Все фотографируют всё. После чего осуществляют друг над другом насилие с помощью результатов собственной фотодеятельности. Люди говорят всё меньше и меньше, они всё больше и больше лишают себя таинства и радости тактильных контактов, они заняты тем, что показывают друг другу свои фотографии. Страшно ходить в гости. В гостях остаётся всё меньше времени на еду и выпивку. Хозяева так и норовят поскорее закончить с гастрономическим и алкогольным политесом и перейти к демонстрации себя любимых на пляжах в Дубае или в обнимку с Эйфелевой башней. Щелчки и вспышки любительской техники преследуют на каждом житейском мероприятии. «Я пришлю тебе фотографии на почту», – звучит теперь чаще простых человеческих слов. И с грустью думаешь: как намекнуть махнувшему или махнувшей этим главным коммуникативным флажком современности, что у тебя небесконечный трафик?
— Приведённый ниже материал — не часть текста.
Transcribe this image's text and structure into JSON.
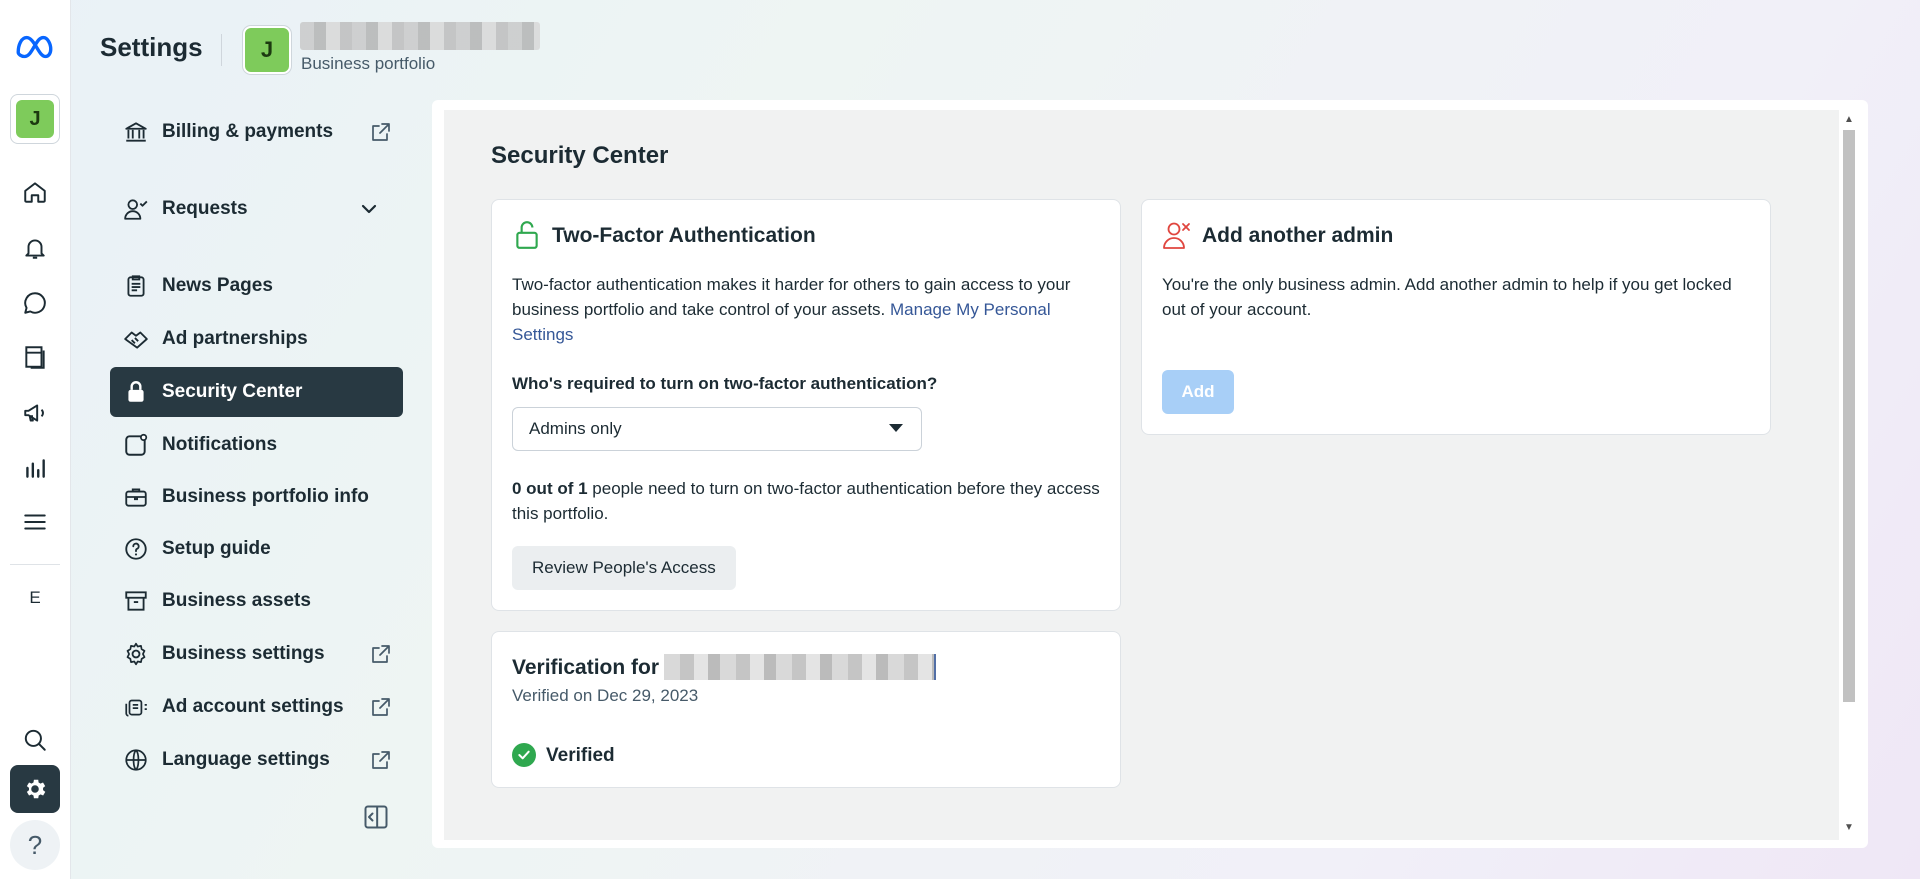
{
  "header": {
    "title": "Settings",
    "portfolio_avatar_letter": "J",
    "portfolio_subtitle": "Business portfolio"
  },
  "rail": {
    "avatar_letter": "J",
    "letter_item": "E",
    "help_symbol": "?"
  },
  "nav": {
    "items": [
      {
        "label": "Billing & payments",
        "icon": "bank-icon",
        "trailing": "external-link-icon"
      },
      {
        "label": "Requests",
        "icon": "person-check-icon",
        "trailing": "chevron-down-icon"
      },
      {
        "label": "News Pages",
        "icon": "clipboard-icon"
      },
      {
        "label": "Ad partnerships",
        "icon": "handshake-icon"
      },
      {
        "label": "Security Center",
        "icon": "lock-icon",
        "active": true
      },
      {
        "label": "Notifications",
        "icon": "notification-square-icon"
      },
      {
        "label": "Business portfolio info",
        "icon": "briefcase-icon"
      },
      {
        "label": "Setup guide",
        "icon": "question-circle-icon"
      },
      {
        "label": "Business assets",
        "icon": "archive-box-icon"
      },
      {
        "label": "Business settings",
        "icon": "gear-icon",
        "trailing": "external-link-icon"
      },
      {
        "label": "Ad account settings",
        "icon": "ad-account-icon",
        "trailing": "external-link-icon"
      },
      {
        "label": "Language settings",
        "icon": "globe-icon",
        "trailing": "external-link-icon"
      }
    ]
  },
  "main": {
    "page_title": "Security Center",
    "two_factor": {
      "title": "Two-Factor Authentication",
      "description": "Two-factor authentication makes it harder for others to gain access to your business portfolio and take control of your assets.",
      "link_label": "Manage My Personal Settings",
      "question": "Who's required to turn on two-factor authentication?",
      "selected_option": "Admins only",
      "status_bold": "0 out of 1",
      "status_text": "people need to turn on two-factor authentication before they access this portfolio.",
      "review_button": "Review People's Access"
    },
    "add_admin": {
      "title": "Add another admin",
      "description": "You're the only business admin. Add another admin to help if you get locked out of your account.",
      "button": "Add"
    },
    "verification": {
      "title_prefix": "Verification for",
      "date_text": "Verified on Dec 29, 2023",
      "status": "Verified"
    }
  },
  "colors": {
    "accent_dark": "#283942",
    "link": "#355797",
    "avatar_green": "#7ecb5b",
    "verified_green": "#2fa84f",
    "admin_icon_red": "#e0463f",
    "unlock_icon_green": "#2fa84f",
    "add_button_disabled": "#a8cff7"
  }
}
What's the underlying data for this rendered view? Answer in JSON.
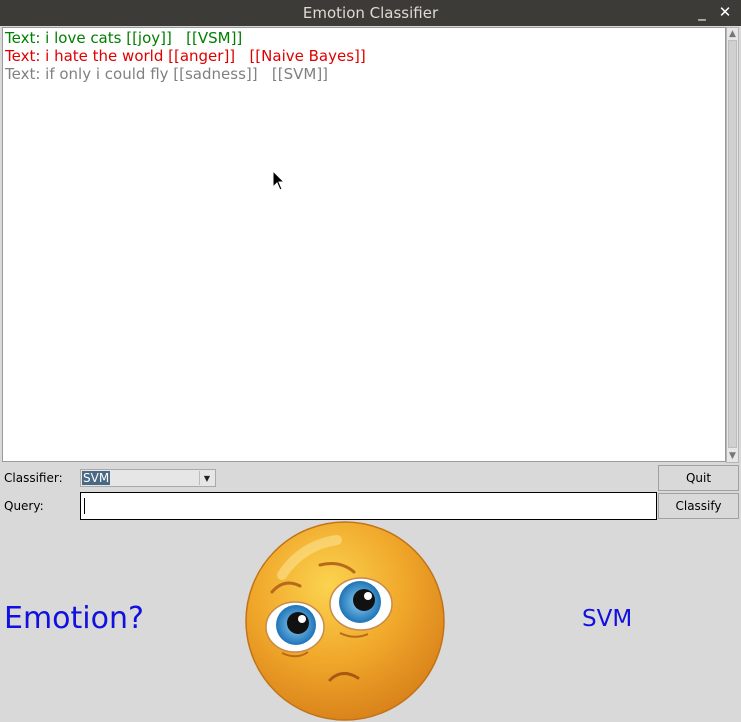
{
  "window": {
    "title": "Emotion Classifier",
    "minimize_symbol": "_",
    "close_symbol": "✕"
  },
  "log": {
    "lines": [
      {
        "text": "Text: i love cats [[joy]]   [[VSM]]",
        "color": "#008000"
      },
      {
        "text": "Text: i hate the world [[anger]]   [[Naive Bayes]]",
        "color": "#e00000"
      },
      {
        "text": "Text: if only i could fly [[sadness]]   [[SVM]]",
        "color": "#808080"
      }
    ]
  },
  "controls": {
    "classifier_label": "Classifier:",
    "classifier_value": "SVM",
    "query_label": "Query:",
    "query_value": "",
    "quit_label": "Quit",
    "classify_label": "Classify"
  },
  "result": {
    "emotion_label": "Emotion?",
    "model_label": "SVM",
    "emoji_icon": "sad-face-emoji-icon"
  },
  "colors": {
    "accent_blue": "#1010e0",
    "titlebar": "#3c3b37",
    "emoji_orange": "#e8951f"
  }
}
Что интересно, многие ощущают себя не просто техническими фиксаторами происходящего, но и как бы чуточку художниками. Пьер Бурдье, один из наиболее выдающихся французских социологов XX века, ещё до изобретения всяческих «мыльниц» обратил внимание на то, что имитация художественности в бытовом фотографировании становится стратегией настоящего классового позиционирования.
Особенно стараются, по его словам, менеджеры низшего и среднего звена. Процитируем краткий пересказ выводов наблюдательного француза: «Они (управленцы низшего и среднего звена) больше всего склонны приписывать и придавать фотографии свойства искусства. Тем самым они ищут возможности отличаться от групп с более низким статусом, возвышая себя при помощи претензии на то, что видят и понимают больше, знают толк в фотографии и фотографировании. Они явным образом отрицают туристский стиль фотографий, а также семейные фото, которые вешаются на стену… Фотографии отвлечённых предметов, уличных сцен, абстрактных объектов – их стихия».
Ещё один исследовательский вывод от Бурдье: «Увлечение фотографией среди высших менеджеров реже, чем среди низших. То есть с повышением статуса интенсивность любительской практики уменьшается».
Ещё бы. Чему тут удивляться? Правоверные подчинённые сами щёлкнут тебя на каком-нибудь корпоративе и принесут фотки в красивой упаковочке. А жене или подруге можно заказать фотосессию от какого-нибудь профи, грызущего по ночам локти от обиды на то, что времена абсолютной профессиональной монополии на фотографирование в далёком прошлом.
А сколько семей или отношений, готовых обернуться семейственностью, распалось из-за всеобщей папарацционизации жизни? Я помню, как до меня впервые дошёл весь ужас происходящего.
Несколько лет назад я обнаружил во дворе своего дома плачущую девушку. Она рвала фотографии – достаточно невинные: на них она в антураже явно заурядной и даже чуточку ханжеской вечеринки во вполне пионерском формате обнималась с каким-то молодым человеком. Попытки утешить были обречены. Её «официальный» молодой человек, которому заботливые доброжелатели вручили эти фото, только что передал их ей и попрощался с ней навсегда.
Лились не только девичьи слёзы. Шёл дождь. Мокрый асфальт был покрыт обрывками фотографий. Я смотрел на них и внутренне прощался с цивилизацией, в которой оставалась ещё хоть какая-то надежда на неприкосновенность частной жизни.